Russian economic sanctions implemented on Turkey will not affect Turkish Stream gas pipeline and Akkuyu Nuclear Power Plant projects, Russian minister says

Photo by: AA
Photo by: AA

Russia will not be suspending its Turkish Stream and Akkuyu Nuclear Power Plant projects with Turkey despite implementing economic sanctions on trade following the downing of a Russian fighter jet on the Turkish border last week.

Russian Economic Development Minister Alexei Ulyukayev told reporters on Tuesday that no decisions had been regarding those two projects in particular.

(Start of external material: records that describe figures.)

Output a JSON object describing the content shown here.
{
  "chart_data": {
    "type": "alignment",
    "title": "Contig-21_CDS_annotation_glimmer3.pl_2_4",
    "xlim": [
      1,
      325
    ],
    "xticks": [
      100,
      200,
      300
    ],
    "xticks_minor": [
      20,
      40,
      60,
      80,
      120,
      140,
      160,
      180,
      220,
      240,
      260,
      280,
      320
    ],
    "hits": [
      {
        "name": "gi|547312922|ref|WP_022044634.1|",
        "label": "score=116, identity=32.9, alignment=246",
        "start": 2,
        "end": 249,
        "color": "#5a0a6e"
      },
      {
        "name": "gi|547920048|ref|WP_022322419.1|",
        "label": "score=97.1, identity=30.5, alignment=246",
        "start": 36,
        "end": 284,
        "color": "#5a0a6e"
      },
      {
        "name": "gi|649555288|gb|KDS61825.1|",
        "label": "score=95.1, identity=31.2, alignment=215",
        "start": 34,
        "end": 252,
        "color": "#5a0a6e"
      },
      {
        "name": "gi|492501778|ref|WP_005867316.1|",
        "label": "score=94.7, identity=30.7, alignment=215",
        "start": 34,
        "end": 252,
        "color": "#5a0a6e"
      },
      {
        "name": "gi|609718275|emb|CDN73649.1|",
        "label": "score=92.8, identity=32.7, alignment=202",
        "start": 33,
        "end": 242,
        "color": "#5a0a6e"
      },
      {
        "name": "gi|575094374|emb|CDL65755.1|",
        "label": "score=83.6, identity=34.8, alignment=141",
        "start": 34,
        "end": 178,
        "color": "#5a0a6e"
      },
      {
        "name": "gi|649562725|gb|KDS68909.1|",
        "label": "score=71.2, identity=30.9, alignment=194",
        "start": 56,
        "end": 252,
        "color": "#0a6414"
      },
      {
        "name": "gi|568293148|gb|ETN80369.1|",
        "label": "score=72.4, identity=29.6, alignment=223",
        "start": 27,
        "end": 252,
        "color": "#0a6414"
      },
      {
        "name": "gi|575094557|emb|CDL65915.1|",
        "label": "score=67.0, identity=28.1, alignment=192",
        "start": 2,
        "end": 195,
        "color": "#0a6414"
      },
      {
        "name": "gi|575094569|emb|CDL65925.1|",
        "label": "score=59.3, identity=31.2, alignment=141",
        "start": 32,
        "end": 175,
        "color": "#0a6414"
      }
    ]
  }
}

"As for major investment projects, there are no decisions yet to freeze them or to suspend funding. Therefore we believe that they are operating the same way they did before the adoption of this government decree," he said.

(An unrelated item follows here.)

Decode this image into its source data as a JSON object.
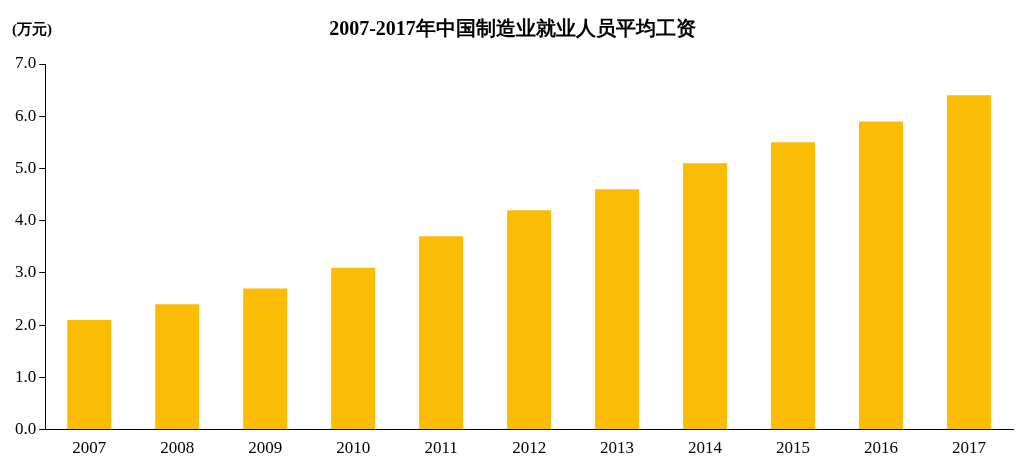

Regarding the Turkish Stream project, Ulyukayev said the suspension of it was not a matter for the government to issue a decree on as it depends on Russian gas giants Gazprom and Rosatom.

The Turkish Stream pipeline was announced as a replacement for the South Stream project for pumping gas to Europe, avoiding Ukraine, which Russian President Vladimir Putin dramatically pulled last year citing a lack of cooperation from the EU.

It will run under the Black Sea to the Turkish-Greek border, delivering 47 billion cubic metres of gas per year, eventually reaching its full capacity of 63 billion cubic metres.

The Akkuyu Nuclear Power Plant is set to be Turkey’s first nuclear power plant after Russian nuclear construction company Atomstroyexport and Turkish construction company Ozdogu signed a site preparation contract in 2013.

The construction of the first unit will begin in 2016, with the four units put into service in 2020–22.

Russia introduced economic curbs on Turkish imports following the downing of a Russian Su-24 fighter jet on the Turkish border with Syria on Nov. 24.

One Russian fighter jet pilot was killed in the incident after being shot in mid-air by Syrian opposition forces on the ground.

Another pilot was rescued by a Russian team after ejecting from the jet, but one member of the Russian rescue team was also killed during the operation after Syrian opposition forces blew up their helicopter.

The body of the dead pilot, Oleg Peshkov, was handed over to Russia by Turkey on Monday after it was given to Turkey by the Syrian opposition forces.

According to the evidence provided by the Turkish authorities, the jet was shot down after violating Turkish airspace for 17 seconds, despite being given a total of 10 warnings in five minutes.

Turkey and Russia have been in disagreement over the Syrian civil war, with Turkey being an outspoken critic of Bashar al Assad’s regime since the war started in March 2011. While Turkey backs opposition groups, Russia has been firm in its support for the regime.

The disagreement worsened following high-level Russian military intervention in the Syrian conflict under the guise that Russian air strikes will target the DAESH terrorist group, which has taken advantage of the power vacuum arising from the war to seize swathes of land across the country, as well as in neighbouring Iraq.

However, to date, most Russian air strikes have targeted Syrian opposition forces in defence of the Assad regime. This includes the bombardment of Turkmen villages in Syria’s northwestern coastal province of Latakia near the Turkish border, thus escalating tensions with Turkey. Following Tuesday’s incident, Erdogan told Putin “not to play with fire” in Syria by supporting Assad.